Truth is, I started this post four Octobers ago. I rewrote it after the insurrection, when nobody was sure what was going on and an inauguration wasn’t guaranteed. I rewrote it every fall or winter after that. Now the clocks have gone back and the first Tuesday in November is upon us again.
For some of the folks I’ve spoken to recently, it’s like last time. They describe the lead-up to this week as long and anxious, less like the expectant hope of Advent and more like the dread of Grendel approaching after dark. For others, it’s not at all like last time. Those who found their own way to do something are relieved that Tuesday’s finally here. All their labor meets its moment now.
I’ll head out in the morning to hand-deliver my ballot, and after that? I’m not making plans. This week, though, I do expect a few things:
Earnest interpreters in pressed khakis gesticulating at green screens. Red, blue, and path-to-270 maps well past midnight. Waiting for the tallies, for the analysis, for some incumbents to get on out; waiting for the protocols, the ceremonies, and a transition of power in two and a half months.
I hope it turns out to be so peaceful that it bores us all. I’m not clear that’s likely, and I’m down to pray. On Election Eve, none of us should have had to appeal to heaven for boredom, but I’m tired of living in unprecedented times. I’ll try any recipe.
Yet I know that elections are a bureaucratic process, not a holy rite. The pastors of Congress tell us that a vote is a prayer and is sacred. I don’t believe that, certainly not this year of all years. But it’s still useful. Sometimes it can even be good.
Democracy: still loading?
A political volunteer recently stopped by my house with some campaign lawn signs in hand. Would we post the signs in our yard? We’d be sending a message: our senatorial race is a real contest, not a slam dunk for the familiar name. We’re still thinking about it.
If it works as intended, bureaucracy may be more like electricity than lightning from on high. It’s invisible but for its effects and marked by little more than our ability to meet our needs. It costs in delivery infrastructure and maintenance bills. It includes inefficiencies and redundancies, and it passes through a million hands before it comes to any one of us.
I do enjoy the occasional bureaucratic game—like surviving a knotty customer support phone tree and reaching an actual human or threatening to cancel internet service to win a reduced rate—but corporate and civil bureaucracies aren’t gods to love. They’re structural tools. You don’t worship them any more than you’d worship a hammer. You work with them as long as they work for you.
Education is the point at which we decide whether we love the world enough to assume responsibility for it and by the same token save it from that ruin which, except for renewal, except for the coming of the new and young, would be inevitable.” —Hannah Arendt
When I first read this quote about a month ago, I thought the key phrase in it was “Assume responsibility and save it.” Now I think the key phrase is “except for renewal.”

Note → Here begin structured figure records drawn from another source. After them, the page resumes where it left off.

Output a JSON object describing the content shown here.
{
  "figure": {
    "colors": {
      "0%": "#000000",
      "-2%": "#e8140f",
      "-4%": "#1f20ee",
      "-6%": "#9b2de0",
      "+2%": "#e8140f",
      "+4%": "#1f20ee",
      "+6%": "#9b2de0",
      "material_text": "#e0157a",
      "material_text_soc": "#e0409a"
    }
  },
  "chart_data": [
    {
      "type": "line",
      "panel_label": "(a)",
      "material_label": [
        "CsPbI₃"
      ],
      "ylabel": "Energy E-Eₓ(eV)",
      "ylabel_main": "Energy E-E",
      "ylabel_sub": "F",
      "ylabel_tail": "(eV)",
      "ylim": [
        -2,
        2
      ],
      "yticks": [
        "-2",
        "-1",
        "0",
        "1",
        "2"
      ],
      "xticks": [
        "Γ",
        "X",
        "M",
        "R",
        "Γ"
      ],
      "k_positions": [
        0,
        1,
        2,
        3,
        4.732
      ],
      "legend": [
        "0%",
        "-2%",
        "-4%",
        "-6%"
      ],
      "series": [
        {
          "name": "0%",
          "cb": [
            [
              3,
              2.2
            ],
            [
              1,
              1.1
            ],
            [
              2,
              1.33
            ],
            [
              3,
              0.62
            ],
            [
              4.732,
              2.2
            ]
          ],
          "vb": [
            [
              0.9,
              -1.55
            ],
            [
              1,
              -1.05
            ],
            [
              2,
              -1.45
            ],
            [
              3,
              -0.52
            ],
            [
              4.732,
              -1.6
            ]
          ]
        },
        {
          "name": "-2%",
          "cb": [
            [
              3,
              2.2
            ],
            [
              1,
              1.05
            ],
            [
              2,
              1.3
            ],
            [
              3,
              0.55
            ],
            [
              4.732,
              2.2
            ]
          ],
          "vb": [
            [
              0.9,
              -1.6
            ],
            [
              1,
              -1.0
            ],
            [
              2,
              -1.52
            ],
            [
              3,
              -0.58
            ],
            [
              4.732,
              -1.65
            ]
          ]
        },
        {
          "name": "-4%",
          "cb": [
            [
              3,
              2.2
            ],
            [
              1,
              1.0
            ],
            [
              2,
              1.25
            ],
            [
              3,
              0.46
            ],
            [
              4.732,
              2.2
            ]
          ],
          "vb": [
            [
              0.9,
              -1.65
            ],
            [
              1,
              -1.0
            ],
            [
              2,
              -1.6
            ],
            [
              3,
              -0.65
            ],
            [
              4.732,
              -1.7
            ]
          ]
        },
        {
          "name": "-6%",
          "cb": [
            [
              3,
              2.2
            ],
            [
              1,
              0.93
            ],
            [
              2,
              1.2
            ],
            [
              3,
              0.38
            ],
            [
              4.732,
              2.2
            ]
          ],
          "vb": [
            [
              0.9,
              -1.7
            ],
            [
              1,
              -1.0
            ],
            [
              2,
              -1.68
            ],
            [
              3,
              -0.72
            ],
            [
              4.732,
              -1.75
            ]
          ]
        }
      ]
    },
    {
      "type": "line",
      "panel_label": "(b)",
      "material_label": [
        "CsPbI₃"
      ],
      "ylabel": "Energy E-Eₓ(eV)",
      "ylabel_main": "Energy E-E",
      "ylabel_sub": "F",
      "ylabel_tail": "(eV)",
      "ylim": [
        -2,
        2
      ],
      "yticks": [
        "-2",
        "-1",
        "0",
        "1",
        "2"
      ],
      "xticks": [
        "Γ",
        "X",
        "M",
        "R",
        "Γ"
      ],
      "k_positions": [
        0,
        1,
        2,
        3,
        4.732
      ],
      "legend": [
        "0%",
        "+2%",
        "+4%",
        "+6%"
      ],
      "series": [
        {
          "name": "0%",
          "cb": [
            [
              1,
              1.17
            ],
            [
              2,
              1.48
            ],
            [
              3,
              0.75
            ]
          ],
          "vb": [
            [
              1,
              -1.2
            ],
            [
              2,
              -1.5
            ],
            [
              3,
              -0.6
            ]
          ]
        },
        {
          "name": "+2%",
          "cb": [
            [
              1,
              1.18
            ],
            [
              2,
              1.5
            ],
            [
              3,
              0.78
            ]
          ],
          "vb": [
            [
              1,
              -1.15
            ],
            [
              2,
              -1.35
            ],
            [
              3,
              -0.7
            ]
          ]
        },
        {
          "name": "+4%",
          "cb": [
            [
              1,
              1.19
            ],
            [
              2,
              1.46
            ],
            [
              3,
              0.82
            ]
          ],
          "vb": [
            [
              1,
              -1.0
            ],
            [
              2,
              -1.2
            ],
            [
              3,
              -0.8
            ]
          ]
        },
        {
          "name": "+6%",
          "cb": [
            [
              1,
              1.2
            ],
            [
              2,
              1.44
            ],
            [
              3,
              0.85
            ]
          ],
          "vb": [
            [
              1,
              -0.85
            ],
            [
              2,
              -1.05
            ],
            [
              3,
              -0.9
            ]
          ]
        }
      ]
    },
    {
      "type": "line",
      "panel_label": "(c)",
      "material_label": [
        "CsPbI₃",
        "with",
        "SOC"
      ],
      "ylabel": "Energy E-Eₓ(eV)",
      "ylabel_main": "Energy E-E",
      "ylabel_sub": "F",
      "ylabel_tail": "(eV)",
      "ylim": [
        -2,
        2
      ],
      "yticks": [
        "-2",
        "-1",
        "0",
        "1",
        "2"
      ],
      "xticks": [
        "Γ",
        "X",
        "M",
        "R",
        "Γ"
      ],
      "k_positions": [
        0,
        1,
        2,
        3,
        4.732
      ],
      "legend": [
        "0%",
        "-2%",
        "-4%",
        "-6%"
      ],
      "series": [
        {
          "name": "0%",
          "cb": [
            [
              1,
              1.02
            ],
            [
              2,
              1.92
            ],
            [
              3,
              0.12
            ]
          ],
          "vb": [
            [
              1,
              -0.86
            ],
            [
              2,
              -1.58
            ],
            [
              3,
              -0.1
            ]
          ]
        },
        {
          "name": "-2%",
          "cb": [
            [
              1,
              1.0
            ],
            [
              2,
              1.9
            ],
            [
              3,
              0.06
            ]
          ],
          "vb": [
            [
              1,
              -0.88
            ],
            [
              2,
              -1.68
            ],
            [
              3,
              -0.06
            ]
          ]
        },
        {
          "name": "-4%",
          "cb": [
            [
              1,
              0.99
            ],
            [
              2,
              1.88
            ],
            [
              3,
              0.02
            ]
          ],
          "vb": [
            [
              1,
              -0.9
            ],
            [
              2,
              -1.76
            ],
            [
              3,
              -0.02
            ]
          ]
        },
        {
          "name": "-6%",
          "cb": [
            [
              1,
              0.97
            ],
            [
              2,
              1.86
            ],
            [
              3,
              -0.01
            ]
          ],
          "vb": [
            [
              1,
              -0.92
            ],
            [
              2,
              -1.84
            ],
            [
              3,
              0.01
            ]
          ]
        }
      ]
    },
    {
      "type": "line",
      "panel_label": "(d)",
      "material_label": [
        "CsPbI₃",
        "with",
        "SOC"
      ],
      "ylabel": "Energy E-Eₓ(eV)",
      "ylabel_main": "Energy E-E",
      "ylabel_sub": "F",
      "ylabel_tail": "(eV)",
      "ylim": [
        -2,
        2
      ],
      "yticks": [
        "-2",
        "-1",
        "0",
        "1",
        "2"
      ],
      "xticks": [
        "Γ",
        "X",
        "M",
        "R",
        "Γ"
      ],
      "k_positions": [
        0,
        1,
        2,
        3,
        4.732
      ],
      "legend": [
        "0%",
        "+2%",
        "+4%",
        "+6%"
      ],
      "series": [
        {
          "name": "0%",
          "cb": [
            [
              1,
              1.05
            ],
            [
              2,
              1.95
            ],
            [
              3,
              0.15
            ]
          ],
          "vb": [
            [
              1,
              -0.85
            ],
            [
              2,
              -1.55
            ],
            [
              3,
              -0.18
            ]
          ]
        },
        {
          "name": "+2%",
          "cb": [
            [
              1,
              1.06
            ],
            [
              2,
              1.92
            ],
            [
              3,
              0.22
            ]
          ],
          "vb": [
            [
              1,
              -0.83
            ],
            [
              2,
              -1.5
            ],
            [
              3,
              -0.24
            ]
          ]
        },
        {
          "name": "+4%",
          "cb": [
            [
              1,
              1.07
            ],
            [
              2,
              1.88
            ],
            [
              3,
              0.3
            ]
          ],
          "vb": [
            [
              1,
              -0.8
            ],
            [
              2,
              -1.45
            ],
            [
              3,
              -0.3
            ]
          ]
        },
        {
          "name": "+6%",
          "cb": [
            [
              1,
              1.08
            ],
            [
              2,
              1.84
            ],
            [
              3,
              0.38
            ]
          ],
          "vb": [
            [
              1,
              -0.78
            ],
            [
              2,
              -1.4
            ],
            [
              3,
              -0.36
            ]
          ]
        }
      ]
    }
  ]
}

Except for renewal, Arendt says, ruin would be inevitable. Fall composts spring and summer, and decay snatches back what design once gave.
Except for renewal tells me that entropy is a main character but it’s not the whole book. There are signs of life besides.
Four years ago, when a governmental transition finally kicked in, I looked for those signs of life. I saw people with concerns and convictions writing memos on the policy solutions they’d researched with others. I saw them set up community listening meetings to review principles with the incoming executive branch. And organizers, too, barely recovered from the previous year’s uprisings and outreach campaigns, turned quickly from choosing their adversary to challenging the new administration to make good on promises and live up to just principles.
As we should, every time.1
Because, again, salvation doesn’t come by ballot. Voting isn’t the deus ex machina rolled in at the end of the story to fix a skewed plot. Democracy is a play we improvise live for the record every day. And there’s no studio audience, really. There’s just us.
Overheard
It’s always going to hurt to have things be illegal. It’s always gonna hurt to have things blocked. But if we’re relying completely on the government in order to help us, then we’re always going to be stuck in this idea of What can an election win? rather than What do people deserve? —Robin Marty (The Cut)
We can get unstuck as we remind ourselves that our assignment is not to keep this old system steady. Our assignment is to renew the world, and that’s—God help us—a group project. It’ll take everything we have.
So whatever uncertainty and anxiety rise for you this week, pause. Breathe into your center. Map a tree with your eyes or fingers. Taste your food before you swallow it. Check on a friend, on a neighbor; check in with yourself. No autopilot, no avoidance. Feel all your feelings.
And let that grounding nourish and propel you into the weeks and months to come. I’m not sure of many things. But I am sure we’ll need you.
Until next time,
Keisha
As April Rosenblum, NDN Collective, and others put it recently, “vote like a radical.”